SÜNEN İBN-İ MACE

Bablar Konular Numaralar

KİTABU’D-DEA’

<< 3872 >>

DEVAM: 14- ADAMIN SABAH VE AKŞAM OKUYACAĞI DUA BABI

 

حدّثنا عَلِيُّ بْنُ مُحَمَّدٍ. حدّثنا إِبْرَاهِيمُ بْنُ عُيَيْنَةَ. حدّثنا الْوَلِيدُ بْنُ ثَعْلَبَةَ عَنْ عَبْدِ اللهِ ابْنِ بُرَيْدَةَ، عَنْ أَبِيهِ؛

 قَالَ: قَالَ رَسُولُ اللهِ صلى الله عليه وسلم ((اللّهُمَّ! أَنْتَ رَبِّي لاَ إِلهَ إلاَّ أَنْتَ. خَلَقْتَنِي وَأَنَا عَبْدُكَ وَأَنَا عَلَى عَهْدِكَ وَوَعْدِكَ مَا اسْتَطَعْتُ. أَعُوذُ بِكَ مِنْ شَرِّ مَا صَنَعْتُ. أَبُوءُ بِنِعْمَتِكَ وَأَبُوءُ بِذَنْبِي. فَاغْفِرْلِي. فَإِنَّه لاَ يَغْفِرُ الذُّنُوبَ إِلاَّ أَنْتَ)).

 

Büreyde (b. el-Husayb) (r.a.)'den rivayet edildiğine göre Resulullah (Sallallahu Aleyhi ve Sellem) mealen: «Allahumme ente Rabbi. La İlahe illa ente. Halekteni ve ene abduke ve ene ala ahdike ve va'dike mesteta'tu. Euzu bike min şerri  ma sana'ta. Euzu bi ni'metike ve ebuu bi zenbi. Fağfir li Fe innehu la yağfiru'z-zunube illa ente » duasını okurdu.

 

Büreyde dediki: Resulullah (Sallallahu Aleyhi ve Sellem) şöyle buyurdu: «Kim bu dua'yı gününde ve gecesinde okuyupta da sonra o gün veya o gece ölürse İnşaallah Teala o kimse cennet'e girer.»

 

Dua'nın meali: Allahım! Rabbin sensin.
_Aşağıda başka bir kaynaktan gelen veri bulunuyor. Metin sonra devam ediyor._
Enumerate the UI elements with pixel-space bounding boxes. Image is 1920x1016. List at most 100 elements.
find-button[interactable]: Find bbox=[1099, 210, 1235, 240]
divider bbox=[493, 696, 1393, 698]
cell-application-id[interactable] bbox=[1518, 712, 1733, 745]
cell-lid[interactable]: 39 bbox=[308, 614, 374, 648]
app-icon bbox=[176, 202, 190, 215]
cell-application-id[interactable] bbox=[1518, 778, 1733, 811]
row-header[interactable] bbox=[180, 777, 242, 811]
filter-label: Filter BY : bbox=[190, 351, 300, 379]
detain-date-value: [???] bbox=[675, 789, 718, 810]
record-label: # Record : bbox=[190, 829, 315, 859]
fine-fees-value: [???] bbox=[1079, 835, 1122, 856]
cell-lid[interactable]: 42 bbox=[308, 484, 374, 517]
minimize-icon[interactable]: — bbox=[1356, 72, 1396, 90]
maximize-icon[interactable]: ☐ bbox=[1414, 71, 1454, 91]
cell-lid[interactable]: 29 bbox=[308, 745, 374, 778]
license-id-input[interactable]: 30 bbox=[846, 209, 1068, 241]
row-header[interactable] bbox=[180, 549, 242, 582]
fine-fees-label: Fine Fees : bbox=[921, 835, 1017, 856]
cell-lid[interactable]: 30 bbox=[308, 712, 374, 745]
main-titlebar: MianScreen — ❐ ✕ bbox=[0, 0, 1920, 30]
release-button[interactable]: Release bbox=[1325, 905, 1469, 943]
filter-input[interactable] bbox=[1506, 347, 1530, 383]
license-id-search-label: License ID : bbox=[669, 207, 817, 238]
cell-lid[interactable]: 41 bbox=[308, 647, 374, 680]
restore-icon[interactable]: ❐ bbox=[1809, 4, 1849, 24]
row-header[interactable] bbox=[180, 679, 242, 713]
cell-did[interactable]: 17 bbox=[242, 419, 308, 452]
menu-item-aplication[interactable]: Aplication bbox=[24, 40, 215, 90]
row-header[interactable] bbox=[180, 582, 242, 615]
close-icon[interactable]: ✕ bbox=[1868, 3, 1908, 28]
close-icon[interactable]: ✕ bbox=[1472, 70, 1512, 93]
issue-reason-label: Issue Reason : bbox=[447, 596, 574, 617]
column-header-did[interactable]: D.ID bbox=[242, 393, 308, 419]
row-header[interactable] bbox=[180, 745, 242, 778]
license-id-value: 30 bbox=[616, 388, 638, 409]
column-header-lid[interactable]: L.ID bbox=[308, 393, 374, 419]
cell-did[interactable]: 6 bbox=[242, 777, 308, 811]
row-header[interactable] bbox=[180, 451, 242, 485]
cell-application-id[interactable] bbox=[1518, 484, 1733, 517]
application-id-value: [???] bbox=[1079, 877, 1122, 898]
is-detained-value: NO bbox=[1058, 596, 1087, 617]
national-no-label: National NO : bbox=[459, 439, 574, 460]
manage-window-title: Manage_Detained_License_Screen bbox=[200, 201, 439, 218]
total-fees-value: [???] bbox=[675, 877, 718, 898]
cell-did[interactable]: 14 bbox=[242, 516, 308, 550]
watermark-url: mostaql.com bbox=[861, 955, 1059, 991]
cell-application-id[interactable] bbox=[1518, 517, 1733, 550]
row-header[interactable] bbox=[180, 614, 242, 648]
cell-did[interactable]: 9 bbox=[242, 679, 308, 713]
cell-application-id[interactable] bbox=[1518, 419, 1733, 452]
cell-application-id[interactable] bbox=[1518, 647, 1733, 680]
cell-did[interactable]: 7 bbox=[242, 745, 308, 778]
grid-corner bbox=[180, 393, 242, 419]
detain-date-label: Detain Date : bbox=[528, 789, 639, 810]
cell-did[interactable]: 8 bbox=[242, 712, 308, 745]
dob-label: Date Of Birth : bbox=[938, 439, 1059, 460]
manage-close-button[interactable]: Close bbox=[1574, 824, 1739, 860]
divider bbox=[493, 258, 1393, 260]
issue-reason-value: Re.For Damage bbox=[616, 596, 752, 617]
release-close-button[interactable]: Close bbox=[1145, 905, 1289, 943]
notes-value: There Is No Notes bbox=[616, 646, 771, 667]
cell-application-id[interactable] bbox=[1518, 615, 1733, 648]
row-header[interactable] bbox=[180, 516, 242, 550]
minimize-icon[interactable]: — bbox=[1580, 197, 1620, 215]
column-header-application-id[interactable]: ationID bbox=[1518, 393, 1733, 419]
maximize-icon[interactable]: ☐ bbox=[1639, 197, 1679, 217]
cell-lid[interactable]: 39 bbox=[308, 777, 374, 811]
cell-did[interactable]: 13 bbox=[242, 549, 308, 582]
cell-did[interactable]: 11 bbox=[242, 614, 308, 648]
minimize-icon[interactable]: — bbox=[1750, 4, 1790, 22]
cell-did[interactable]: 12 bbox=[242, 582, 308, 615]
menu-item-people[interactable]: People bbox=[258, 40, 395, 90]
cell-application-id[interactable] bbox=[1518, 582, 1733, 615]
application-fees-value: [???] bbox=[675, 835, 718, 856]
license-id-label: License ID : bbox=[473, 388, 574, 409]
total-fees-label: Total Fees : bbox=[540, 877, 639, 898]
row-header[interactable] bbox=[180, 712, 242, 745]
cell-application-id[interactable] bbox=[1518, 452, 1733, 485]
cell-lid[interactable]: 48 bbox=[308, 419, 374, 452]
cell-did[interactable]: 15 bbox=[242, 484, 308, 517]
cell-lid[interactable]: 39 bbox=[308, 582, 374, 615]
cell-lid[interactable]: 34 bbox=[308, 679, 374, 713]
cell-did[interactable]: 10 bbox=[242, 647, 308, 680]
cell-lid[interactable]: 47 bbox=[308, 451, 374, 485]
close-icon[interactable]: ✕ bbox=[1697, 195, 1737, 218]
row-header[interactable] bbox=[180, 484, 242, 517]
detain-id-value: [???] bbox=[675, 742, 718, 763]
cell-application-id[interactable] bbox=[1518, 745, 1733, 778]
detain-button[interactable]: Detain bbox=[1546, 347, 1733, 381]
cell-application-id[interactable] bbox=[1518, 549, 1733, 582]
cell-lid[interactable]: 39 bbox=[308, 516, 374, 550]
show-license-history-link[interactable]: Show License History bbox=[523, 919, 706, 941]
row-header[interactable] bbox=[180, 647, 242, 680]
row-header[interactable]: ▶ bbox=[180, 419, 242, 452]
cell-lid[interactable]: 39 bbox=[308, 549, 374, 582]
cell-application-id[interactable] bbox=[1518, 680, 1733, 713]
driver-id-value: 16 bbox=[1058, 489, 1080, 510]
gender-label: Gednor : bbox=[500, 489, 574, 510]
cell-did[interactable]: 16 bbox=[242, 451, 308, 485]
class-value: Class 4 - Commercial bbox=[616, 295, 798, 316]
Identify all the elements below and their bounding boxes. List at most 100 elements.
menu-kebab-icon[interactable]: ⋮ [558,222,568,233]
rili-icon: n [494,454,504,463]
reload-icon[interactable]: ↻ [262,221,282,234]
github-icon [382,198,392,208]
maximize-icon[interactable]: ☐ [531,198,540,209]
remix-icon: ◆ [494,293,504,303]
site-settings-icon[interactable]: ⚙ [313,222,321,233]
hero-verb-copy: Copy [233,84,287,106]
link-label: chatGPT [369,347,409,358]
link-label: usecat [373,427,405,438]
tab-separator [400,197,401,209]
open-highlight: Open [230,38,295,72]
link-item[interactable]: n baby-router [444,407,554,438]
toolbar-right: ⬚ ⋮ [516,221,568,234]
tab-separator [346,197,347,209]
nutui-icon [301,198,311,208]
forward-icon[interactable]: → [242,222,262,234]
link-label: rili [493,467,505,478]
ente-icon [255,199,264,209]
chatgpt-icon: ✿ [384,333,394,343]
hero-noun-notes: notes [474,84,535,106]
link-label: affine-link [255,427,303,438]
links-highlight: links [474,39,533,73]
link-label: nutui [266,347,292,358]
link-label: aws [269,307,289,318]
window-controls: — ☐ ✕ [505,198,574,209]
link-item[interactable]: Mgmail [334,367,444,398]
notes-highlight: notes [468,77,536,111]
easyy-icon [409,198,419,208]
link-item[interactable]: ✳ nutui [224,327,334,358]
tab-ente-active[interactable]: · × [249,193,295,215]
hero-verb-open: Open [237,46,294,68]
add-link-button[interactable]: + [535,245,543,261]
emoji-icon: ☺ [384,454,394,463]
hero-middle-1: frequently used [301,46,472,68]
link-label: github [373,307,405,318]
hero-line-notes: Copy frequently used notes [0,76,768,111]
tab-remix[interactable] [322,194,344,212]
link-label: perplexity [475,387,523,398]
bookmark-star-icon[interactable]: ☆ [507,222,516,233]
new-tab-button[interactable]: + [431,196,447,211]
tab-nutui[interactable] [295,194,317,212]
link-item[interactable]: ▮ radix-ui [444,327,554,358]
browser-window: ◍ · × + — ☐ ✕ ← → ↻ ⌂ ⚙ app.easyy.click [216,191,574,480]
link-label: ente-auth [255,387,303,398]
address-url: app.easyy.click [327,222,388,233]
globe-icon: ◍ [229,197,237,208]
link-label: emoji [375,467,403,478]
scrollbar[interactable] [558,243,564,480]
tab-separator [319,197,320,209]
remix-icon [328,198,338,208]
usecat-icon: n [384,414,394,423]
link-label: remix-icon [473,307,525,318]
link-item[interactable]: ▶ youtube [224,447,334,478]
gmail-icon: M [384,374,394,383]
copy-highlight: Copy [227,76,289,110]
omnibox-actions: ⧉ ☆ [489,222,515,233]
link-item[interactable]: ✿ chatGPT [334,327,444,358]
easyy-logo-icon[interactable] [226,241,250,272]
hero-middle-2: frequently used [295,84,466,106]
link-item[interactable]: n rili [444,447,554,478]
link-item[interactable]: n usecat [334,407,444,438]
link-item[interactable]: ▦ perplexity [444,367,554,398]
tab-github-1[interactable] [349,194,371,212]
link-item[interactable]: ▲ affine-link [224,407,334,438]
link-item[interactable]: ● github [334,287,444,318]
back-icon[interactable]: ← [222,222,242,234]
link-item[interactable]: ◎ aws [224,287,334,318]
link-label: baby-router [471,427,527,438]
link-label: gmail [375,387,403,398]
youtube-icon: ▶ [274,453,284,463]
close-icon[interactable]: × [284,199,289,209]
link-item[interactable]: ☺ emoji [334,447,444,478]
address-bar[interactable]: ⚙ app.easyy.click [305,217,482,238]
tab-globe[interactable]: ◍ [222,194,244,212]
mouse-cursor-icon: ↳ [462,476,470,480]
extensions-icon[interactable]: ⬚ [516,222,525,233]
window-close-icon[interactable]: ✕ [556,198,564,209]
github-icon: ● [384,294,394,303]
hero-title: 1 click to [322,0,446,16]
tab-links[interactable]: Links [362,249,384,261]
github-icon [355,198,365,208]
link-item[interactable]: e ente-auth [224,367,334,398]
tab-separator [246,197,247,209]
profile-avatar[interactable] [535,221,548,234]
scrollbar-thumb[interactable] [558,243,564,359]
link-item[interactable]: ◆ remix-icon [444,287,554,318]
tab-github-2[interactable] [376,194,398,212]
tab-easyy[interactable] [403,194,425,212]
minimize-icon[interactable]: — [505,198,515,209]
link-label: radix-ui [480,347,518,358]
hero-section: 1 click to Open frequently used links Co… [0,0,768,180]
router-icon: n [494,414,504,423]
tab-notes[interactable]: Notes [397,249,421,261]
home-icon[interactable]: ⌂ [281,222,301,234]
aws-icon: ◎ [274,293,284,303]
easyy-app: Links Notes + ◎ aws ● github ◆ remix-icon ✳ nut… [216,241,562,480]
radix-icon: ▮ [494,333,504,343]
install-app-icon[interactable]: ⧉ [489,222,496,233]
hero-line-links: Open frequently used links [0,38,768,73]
Senden başka ilah yoktur. Sen beni yarattın. Ben senin kulunum ve gücüm yettiği kadar sana verdiğim ahd'e, söz'e sadakat gösteririm ve (mu'min olarak ölenlere verdiğin mağfiretle vennet'e dair) va'd (-i ilahine) inanç üzereyim. İşlediğimin şerrinden sana sığınırım. Senin ni'metini itiraf ederim. Günahımı da itiraf ederim. Bu itibarla günahımı bağışla. Çünkü şüphesiz günahları ancak sen bağışlarsın.

 

 

Diğer tahric: Ebu Davud, Nesai

 

AÇIKLAMA:      Bir önceki 3871 nolu İbn-i Ömer (r.a.)'ın hadisini; Ebu Davud ve  Nesai de rivayet etmişlerdir. Bu hadiste İbn-i Ömer (r.a.), Resul-i Ekrem (s.a.v.)'in anılan duayı her gün sabah ve akşam okuduğunu bildirir. Bu duada Resul-i Ekrem (s.a.v.l Zat-i Nebevileri ve ev halkı ile malı için dünyada ve ahirette afiyet, Yani her türlü belalardan musibetlerden, hastalıklardan ve hulasa hoşlanılmayan tüm şeylerden selamet ve ilahi afiv dilemiş, korkunç hallerden korunmasını ve herhangi bir taraftan gelecek şerlere karşı korunmasını niyaz etmiş, özellikle ansızın gelebilecek yere batma tehlikesinden Allah'a sığınmış, biz müslümanların böyle dua etmesine ışık tutmuştur. Ravi Veki. yerden gelebilecek tehlikenin yere batmak olduğunu açıklamıştır.

 

Büreyde (r.a.)'ın yukarıda geçen hadisini Ebu Davud ve  Nesai de rivayet etmişlerdir. Buhari ve Tirmizi de bunun benzerini Şeddad bin Evs (r.a.)'den rivayet etmişlerdir. Buhari'nin rivayetinde Resul-i Ekrem bu duaya "Seyyidü'I-İstiğfar" yani Allah'tan mağfiret dileme dualarının efendisi ismini vermiştir.

 

Bu hadisteki duada geçen; ''Ve ben senin ahdin ve vaad'in üzerindeyim'' cümlesinin izahı  bölümünde İbn-i Battal şöyle demiştir: Bu cümledeki Ahid'den maksad, Allah Teala insan neslini yaratmadan önce onları zerreler halinde çıkarıp kendi nefisleri hakkında konuşturduğunda; "Ben sizin Rabbiniz değil miyim?'' şeklinde yönelttiği soruya cevaben onların: ''Evet, sen Rabbimizsin,'' diyerek Allah'ın rablığını ve birliğini itiraf etmeleridir. Şu halde ahid'den maksad o zamanki iman ve itiraflarıdır. Cümledeki "Vaad"den maksad da Allah'ın Resul-i Ekrem (s.a.v.) vasıtasıyla bildirdiği şu sözdür: ''Kim imanlı olarak ölürse cennete girecektir.''

 

el-Hafız'ın beyanına göre Hattabi de: Bu parçadan maksad, şudur: Yani ben sana iman etmek ve kulluk etmek yolunda verdiğim söze sadakatle bağlıyım, gücümün yettiği nisbette kulluk görevimi ifa etmeye azimli ve kararhyım, demiştir.